Google unveils two new apps support communication for deaf and hard of hearing people

One app will help transcribe speech to text and the other will help amplify certain sounds and minimize others.
By Laura Lovett
03:54 pm

This morning Google unveiled two new apps aimed at tackling accessibility issues for people living with hearing loss. One focuses on quickly translating everyday speech into text, and the second focuses on amplifying sounds for the user. 

The first, called Live Transcribe, is app that uses a phone’s microphone to turn real-world speech into captions, according to a blog post released by Google

In order to develop the technology Google teamed up with Gallaudet University, a college specifically for deaf and hard of hearing people. Representatives from Gallaudet were able to give feedback on the tool and provide guidance about what was needed. According to the blog post, the app is available in 70 languages and dialects and lets people use a type-back keyboard, so that people who are not able to or choose not to talk, can communicate too. 

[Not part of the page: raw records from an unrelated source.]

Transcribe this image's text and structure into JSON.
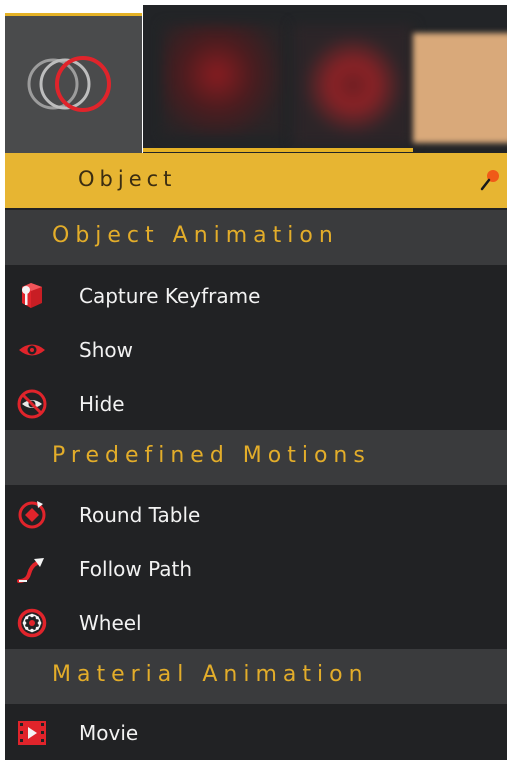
{
  "title_bar": {
    "label": "Object"
  },
  "sections": [
    {
      "header": "Object Animation",
      "items": [
        {
          "label": "Capture Keyframe",
          "icon": "capture-keyframe-icon"
        },
        {
          "label": "Show",
          "icon": "eye-icon"
        },
        {
          "label": "Hide",
          "icon": "eye-off-icon"
        }
      ]
    },
    {
      "header": "Predefined Motions",
      "items": [
        {
          "label": "Round Table",
          "icon": "round-table-icon"
        },
        {
          "label": "Follow Path",
          "icon": "follow-path-icon"
        },
        {
          "label": "Wheel",
          "icon": "wheel-icon"
        }
      ]
    },
    {
      "header": "Material Animation",
      "items": [
        {
          "label": "Movie",
          "icon": "film-icon"
        }
      ]
    }
  ],
  "colors": {
    "accent": "#e7b532",
    "panel_bg": "#212224",
    "section_bg": "#3a3b3d",
    "icon_red": "#e0242b",
    "header_text": "#e3ad2a"
  }
}
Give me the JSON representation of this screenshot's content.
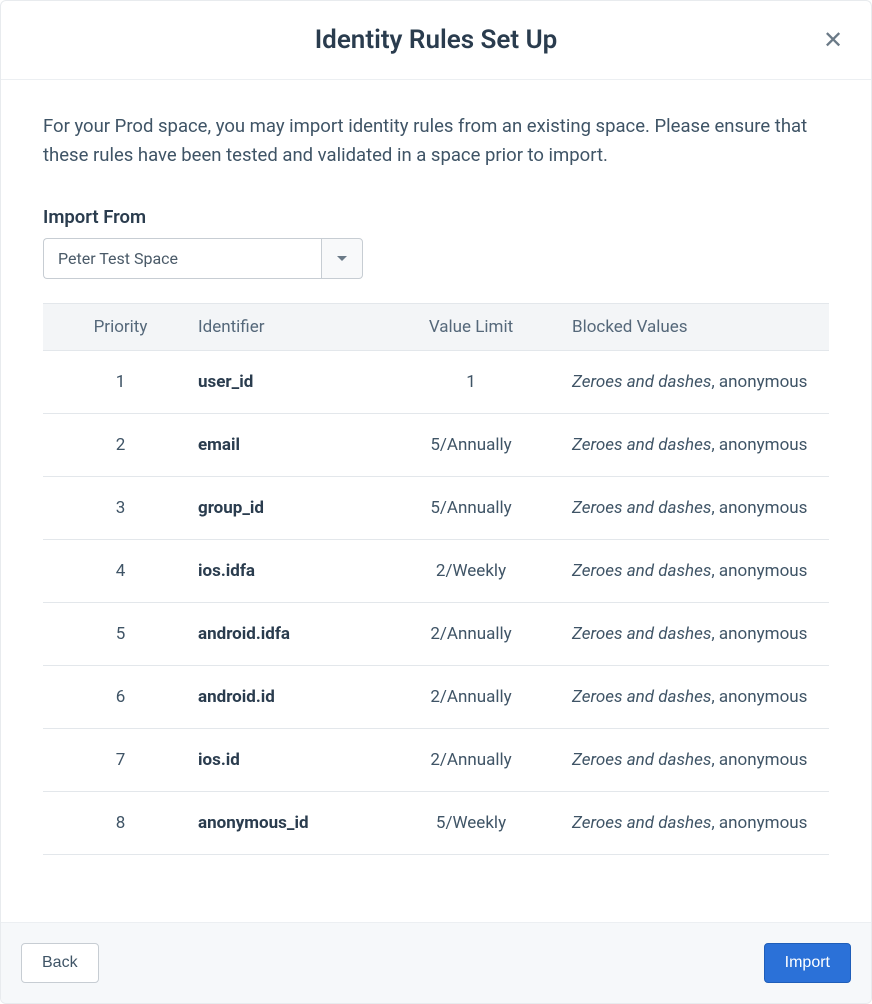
{
  "header": {
    "title": "Identity Rules Set Up"
  },
  "description": "For your Prod space, you may import identity rules from an existing space. Please ensure that these rules have been tested and validated in a space prior to import.",
  "import_from": {
    "label": "Import From",
    "selected": "Peter Test Space"
  },
  "table": {
    "headers": {
      "priority": "Priority",
      "identifier": "Identifier",
      "value_limit": "Value Limit",
      "blocked_values": "Blocked Values"
    },
    "rows": [
      {
        "priority": "1",
        "identifier": "user_id",
        "value_limit": "1",
        "blocked_italic": "Zeroes and dashes",
        "blocked_rest": ", anonymous"
      },
      {
        "priority": "2",
        "identifier": "email",
        "value_limit": "5/Annually",
        "blocked_italic": "Zeroes and dashes",
        "blocked_rest": ", anonymous"
      },
      {
        "priority": "3",
        "identifier": "group_id",
        "value_limit": "5/Annually",
        "blocked_italic": "Zeroes and dashes",
        "blocked_rest": ", anonymous"
      },
      {
        "priority": "4",
        "identifier": "ios.idfa",
        "value_limit": "2/Weekly",
        "blocked_italic": "Zeroes and dashes",
        "blocked_rest": ", anonymous"
      },
      {
        "priority": "5",
        "identifier": "android.idfa",
        "value_limit": "2/Annually",
        "blocked_italic": "Zeroes and dashes",
        "blocked_rest": ", anonymous"
      },
      {
        "priority": "6",
        "identifier": "android.id",
        "value_limit": "2/Annually",
        "blocked_italic": "Zeroes and dashes",
        "blocked_rest": ", anonymous"
      },
      {
        "priority": "7",
        "identifier": "ios.id",
        "value_limit": "2/Annually",
        "blocked_italic": "Zeroes and dashes",
        "blocked_rest": ", anonymous"
      },
      {
        "priority": "8",
        "identifier": "anonymous_id",
        "value_limit": "5/Weekly",
        "blocked_italic": "Zeroes and dashes",
        "blocked_rest": ", anonymous"
      }
    ]
  },
  "footer": {
    "back": "Back",
    "import": "Import"
  }
}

Google’s CART, a service that is able to let people join a meeting and create a transcription of the spoken dialog, was the precursor to the latest technology. But the new technology will let users access the transcription tools in a more casual setting. 

“All of the technology existed already. It was just a matter of hooking the wires together,” Chet Gnegy, a developer at Google, said in a video explaining the new technology. 

The second technology is called the Sound Amplifier, and like its name suggests it can boost, filter and augment sounds so that people who are hard of hearing can enjoy a better quality of sound. The technology was designed to boost quiet sounds and minimize background noise. Users can control the the different noise inputs with a slider on the app. 

Live Transcribe will be gradually rolled out in the Play Store, and Sound Amplifier is currently avilable on the Play Store. 

Why it matters

Around 15 percent of American adults, or 37.5 million people aged 18 and older, have some trouble hearing, according to the National Institute on Deafness and Other Communication Disorders. Worldwide that number rises to 466 million, according to the World Health Organization

Hearing loss is particularly prevalent in older adults impacting around one in three people between the ages of 65 and 74 and close to half of adults over 75, according to the National Institute on Aging. In a recent interview with MobiHealthNews, AARP’s Dr. Charlotte Yeh stressed that hearing loss is a prevalent condition among older adults which can lead to isolation and loneliness. 

“Technology for hearing devices has improved a lot but it still remains inaccessible to the vast majority of [older] adults for two reasons. One is the cost,” Yeh said. “The current model for hearing aides is thousands of dollars per hearing aid per year. It is not covered by Medicare because Medicare calls hearing loss a normal part of aging, so why should we fix it.”

With so much talk in the space of how the big Silicon Valley Tech giants are getting into health, the hearing loss industry is just one more example of a field potentially ripe for the taking. 

What's the trend

Hearing loss tools are becoming increasingly popular in the digital health space. Only last week New York City-based Lively launched a telehealth service that will allow users to complete an online hearing assessment, conduct a virtual video consultation with an audiologist and have their device remotely tuned. 

But the list of digitally enable hearing tools goes on. Last September ReSound LiNX Quattro launched a connected hearing aid with remote adjustment features similar to Lively’s, while 2017 saw Cochlear Limited’s connected hearing implant receive the green light from the FDA.